Doors of Pine – Reader beware!

As most of you know I’m an avid reader of ebooks thanks to the low cost. I’m still picky though, so this post is not so much a review as a warning – ‘Doors of Pine’, by Mark Williams, is not a novel, it’s just the introduction to something that may, eventually, become a novel.

At the end of this snippet of a story, the author wrote this :


http://doorsofpinenovel.blogspot.com/ for updates.”

Excuse me?

Despite being a Kindle user for a year now, it still took me a while to realise Mark Williams must be serializing his novel. [Believe me, that was the kindest interpretation I could come up with].

Now I know that Dickens serialized most of his novels, so there is nothing new about the concept. John Scalzi is doing the same with one of his stories, perhaps to counterbalance the outrageous prices his publisher charges for his ebooks. So I can’t really argue about serialization being a scam. It’s not. However a serialization should be advertised as such.

I couldn’t remember seeing anything to that effect when I bought Doors of Pine [$0.99], so I went back to double check. This is what the blurb says :

“Doorways separate one space from another. Open a door and enter another dimension. We’re not alone in the Universe, just in our dimension. This is a preview to the beginning of Earth’s awakening to inter-dimensional travel.”

The bold on the word ‘preview’ is mine.

I guess I’m a bit of a purist, but to me, preview does not mean serialization. I certainly interpreted it to mean something like ‘first book of a series’ rather than ‘first chapter[s] of a book’.

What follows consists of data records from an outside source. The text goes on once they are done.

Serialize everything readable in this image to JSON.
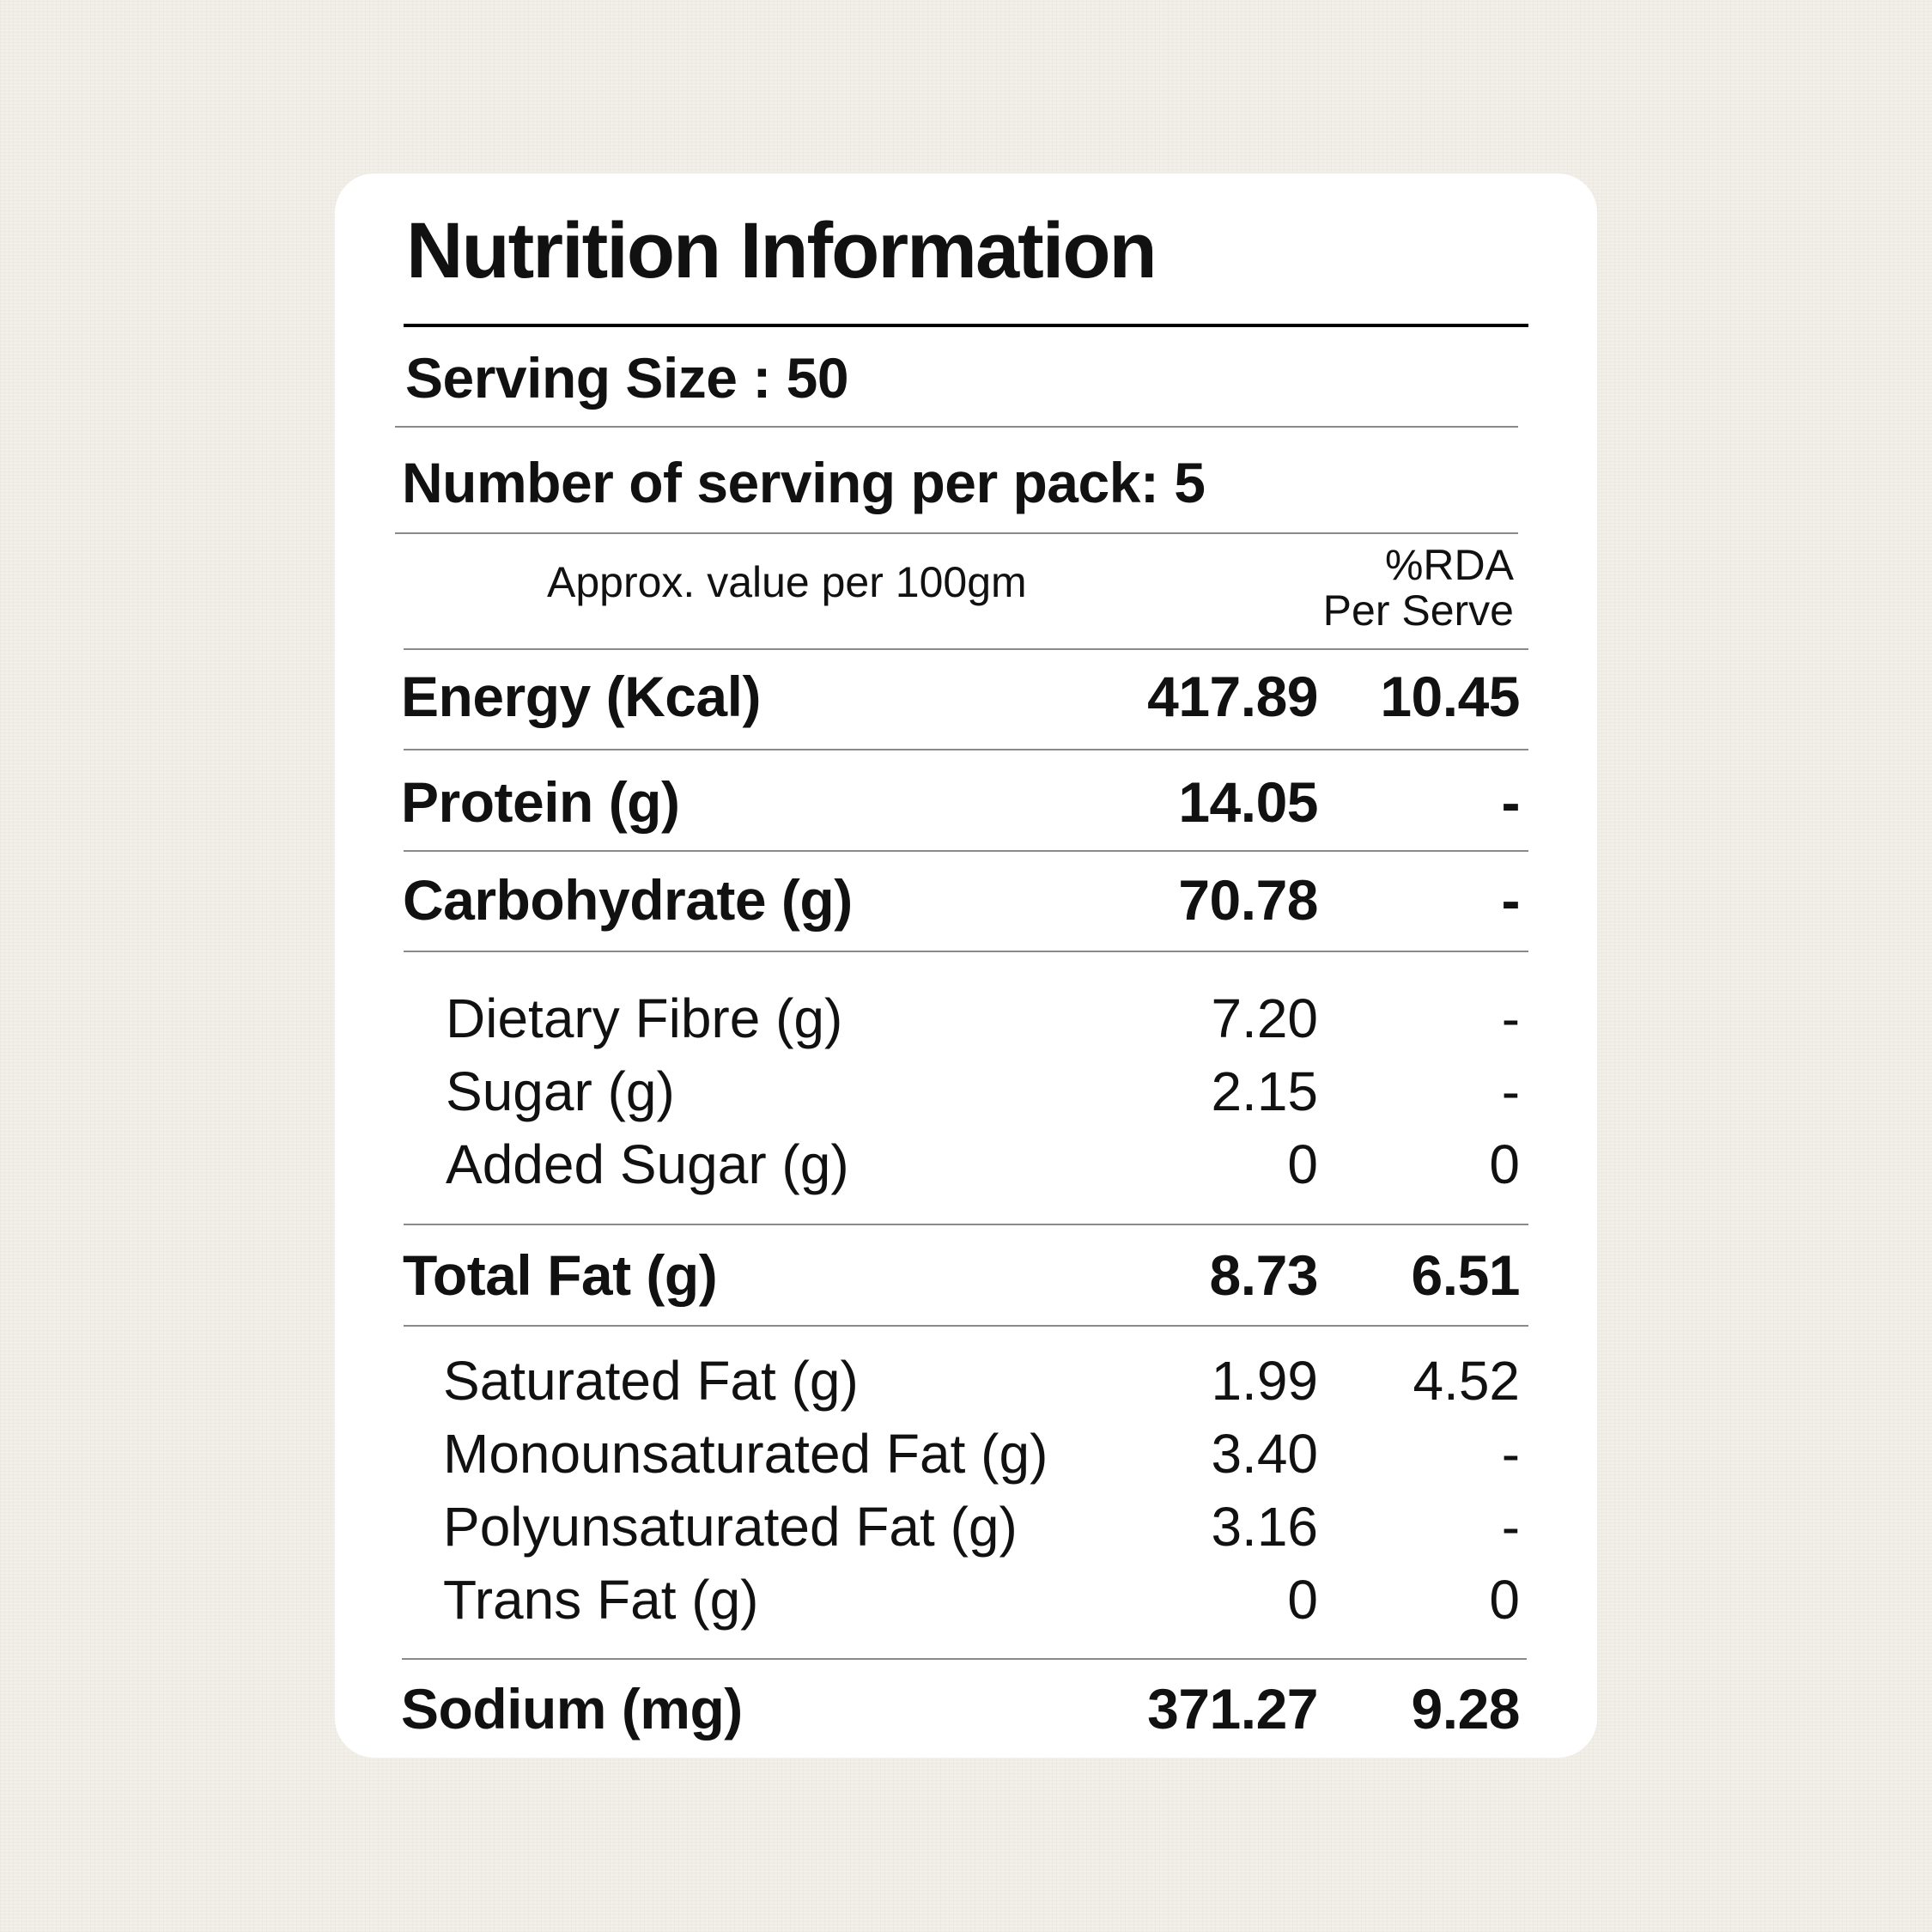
{
  "title": "Nutrition Information",
  "serving_size": "Serving Size : 50",
  "servings_per_pack": "Number of serving per pack: 5",
  "column_headers": {
    "per_100g": "Approx. value per 100gm",
    "rda_line1": "%RDA",
    "rda_line2": "Per Serve"
  },
  "rows": [
    {
      "name": "Energy (Kcal)",
      "value": "417.89",
      "rda": "10.45",
      "style": "bold"
    },
    {
      "name": "Protein (g)",
      "value": "14.05",
      "rda": "-",
      "style": "bold"
    },
    {
      "name": "Carbohydrate (g)",
      "value": "70.78",
      "rda": "-",
      "style": "bold"
    },
    {
      "name": "Dietary Fibre (g)",
      "value": "7.20",
      "rda": "-",
      "style": "sub"
    },
    {
      "name": "Sugar (g)",
      "value": "2.15",
      "rda": "-",
      "style": "sub"
    },
    {
      "name": "Added Sugar (g)",
      "value": "0",
      "rda": "0",
      "style": "sub"
    },
    {
      "name": "Total Fat (g)",
      "value": "8.73",
      "rda": "6.51",
      "style": "bold"
    },
    {
      "name": "Saturated Fat (g)",
      "value": "1.99",
      "rda": "4.52",
      "style": "sub"
    },
    {
      "name": "Monounsaturated Fat (g)",
      "value": "3.40",
      "rda": "-",
      "style": "sub"
    },
    {
      "name": "Polyunsaturated Fat (g)",
      "value": "3.16",
      "rda": "-",
      "style": "sub"
    },
    {
      "name": "Trans Fat (g)",
      "value": "0",
      "rda": "0",
      "style": "sub"
    },
    {
      "name": "Sodium (mg)",
      "value": "371.27",
      "rda": "9.28",
      "style": "bold"
    }
  ]
}
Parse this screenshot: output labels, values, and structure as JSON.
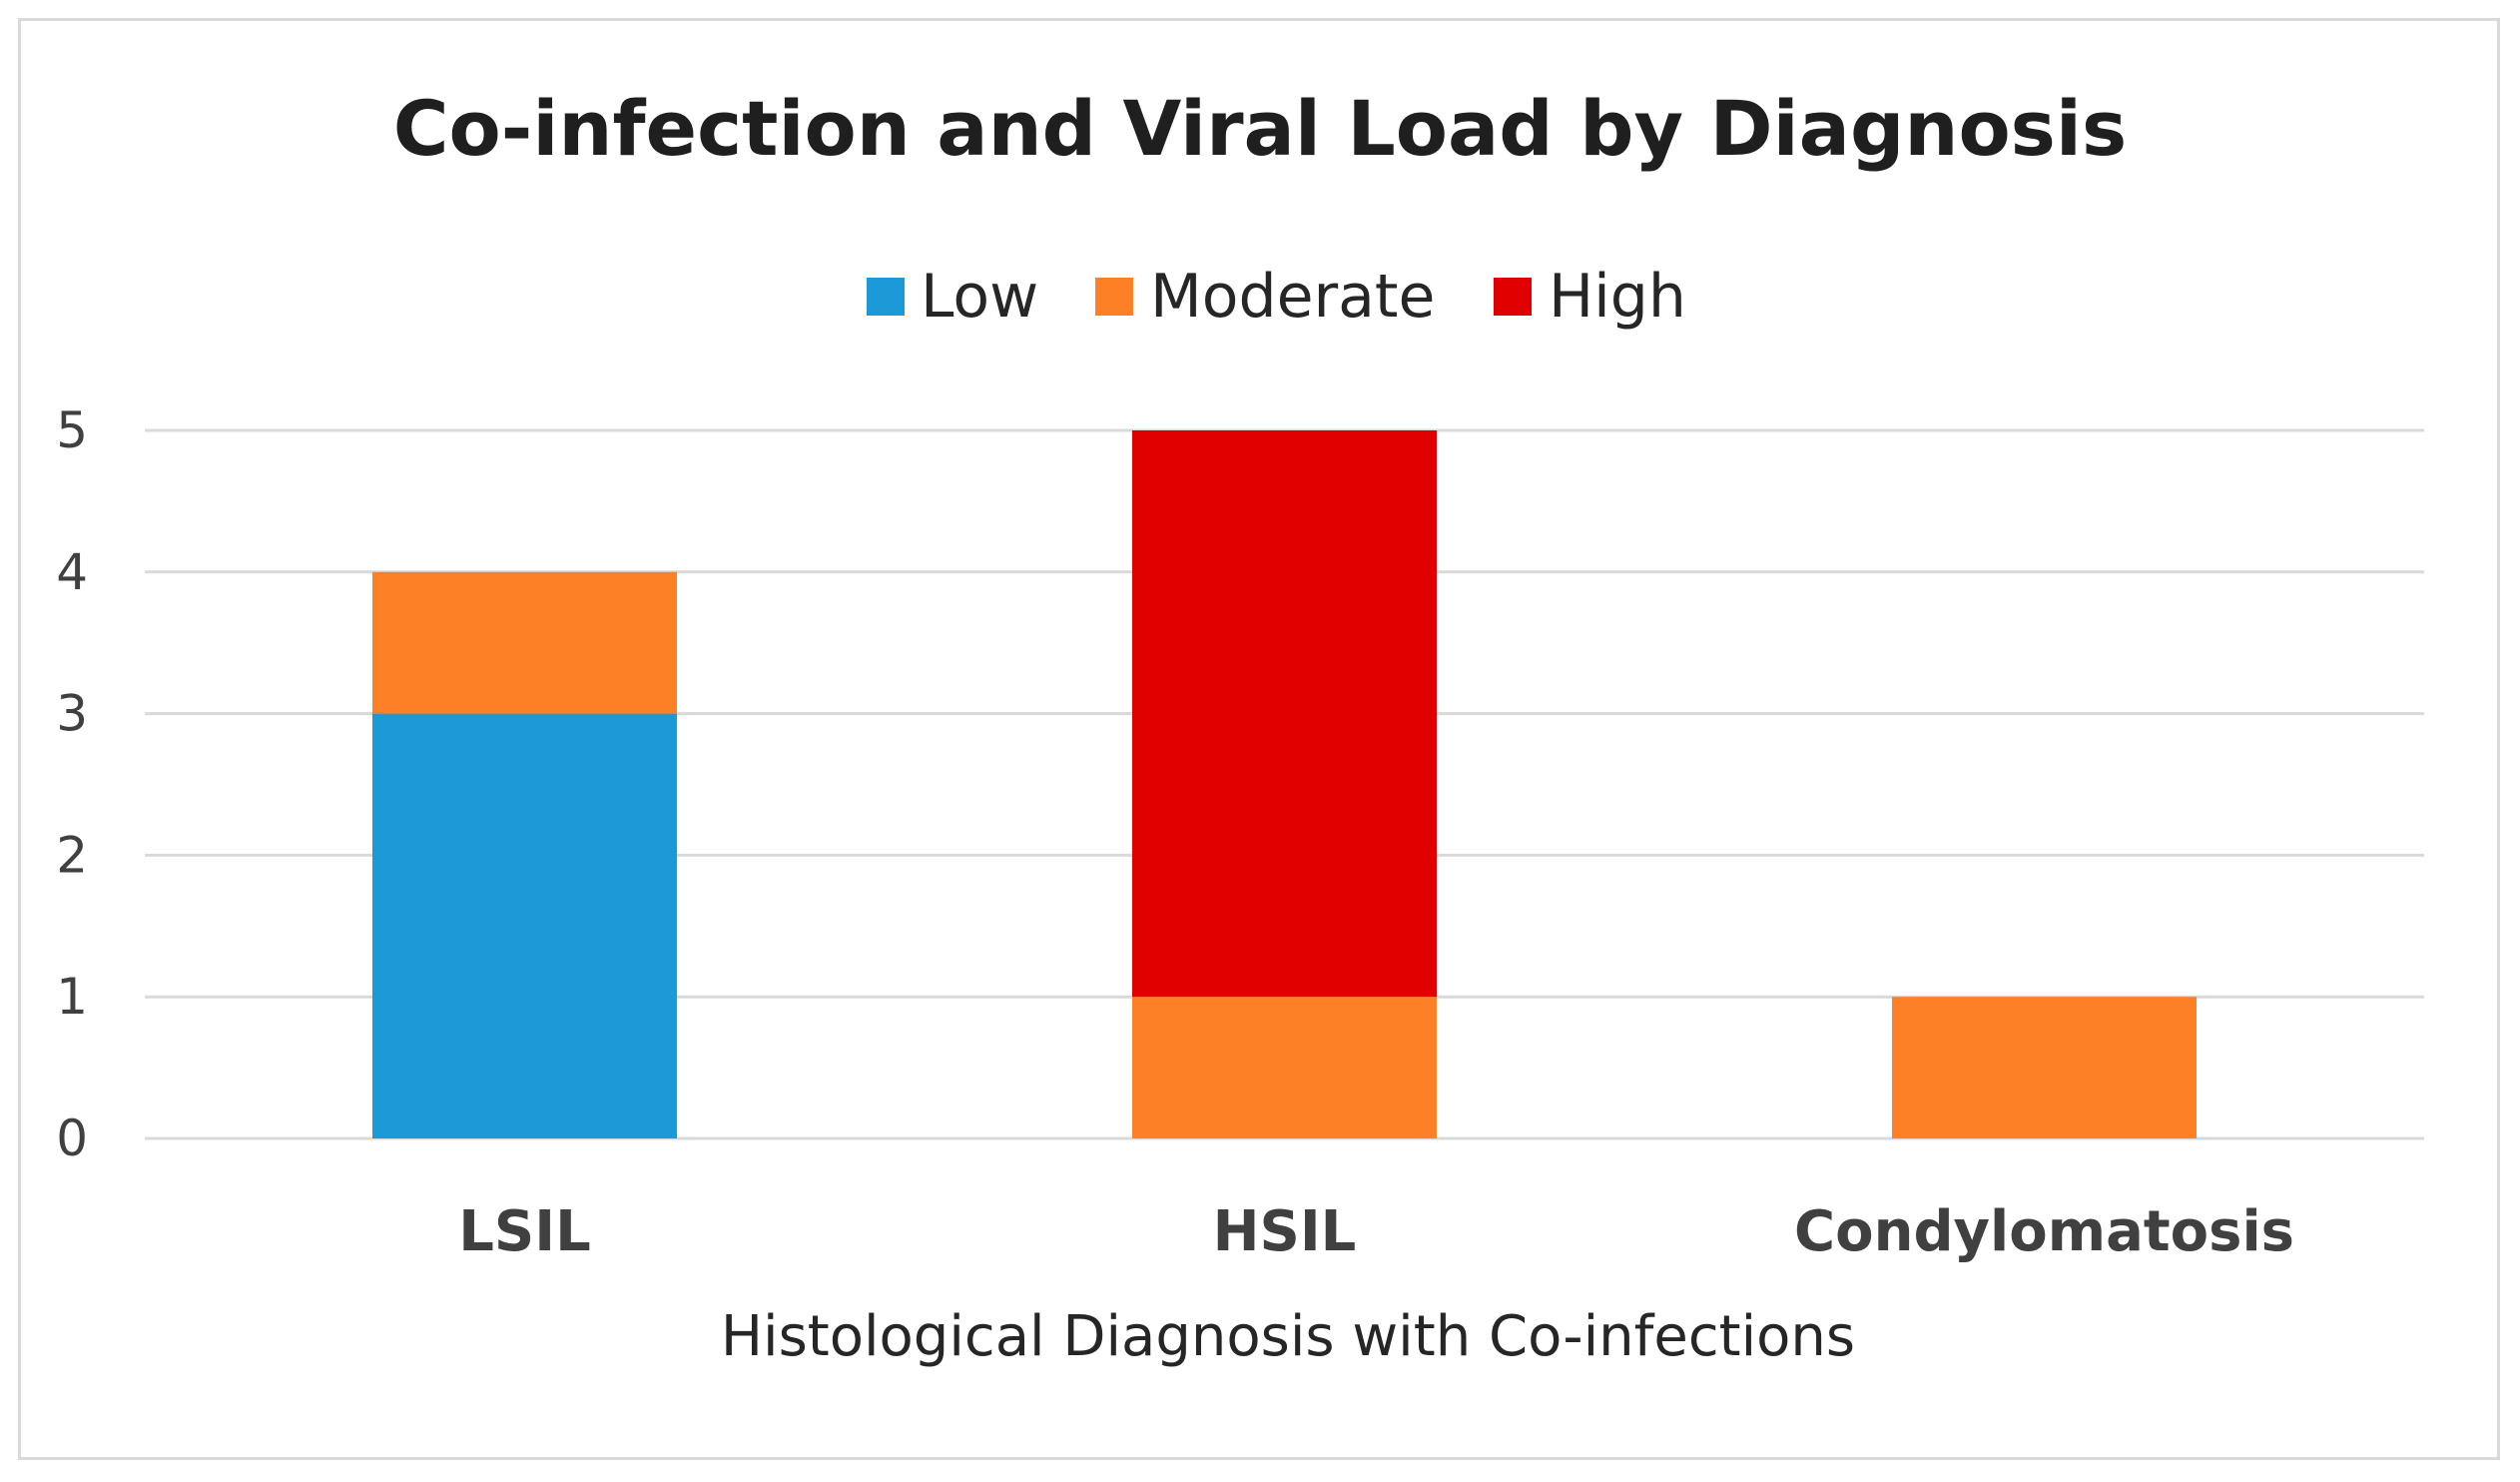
{
  "chart_data": {
    "type": "bar",
    "stacked": true,
    "title": "Co-infection and Viral Load by Diagnosis",
    "xlabel": "Histological Diagnosis with Co-infections",
    "ylabel": "",
    "categories": [
      "LSIL",
      "HSIL",
      "Condylomatosis"
    ],
    "series": [
      {
        "name": "Low",
        "color": "#1b9ad7",
        "values": [
          3,
          0,
          0
        ]
      },
      {
        "name": "Moderate",
        "color": "#fd7f26",
        "values": [
          1,
          1,
          1
        ]
      },
      {
        "name": "High",
        "color": "#e00000",
        "values": [
          0,
          4,
          0
        ]
      }
    ],
    "ylim": [
      0,
      5
    ],
    "yticks": [
      "0",
      "1",
      "2",
      "3",
      "4",
      "5"
    ],
    "grid": true,
    "legend_position": "top"
  }
}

With the wisdom of hindsight I’d have to concede that the author ‘sort of’ told the truth, but I’m still very annoyed. $0.99 is not much to waste on an ebook, but my time is a great deal more valuable than that, so I resent having my expectations dashed. This is not a good way to market a book, especially when the author is an unknown.

Publishing-as-you-go is also not a great way to write a book. Some of the concepts underlying Doors of Pine [what there is of it] were interesting, however the writing itself could have done with a good edit by a professional editor. But of course no indie can afford to hire an editor for one chapter at a time.

Essentially then, Mark Williams is asking readers to pay for the serialization of a first draft. It’s not illegal by any stretch of the imagination, but it left me with a sour taste in my mouth, and enough anger to write a very negative post.

Not a great way to market a book. Sorry.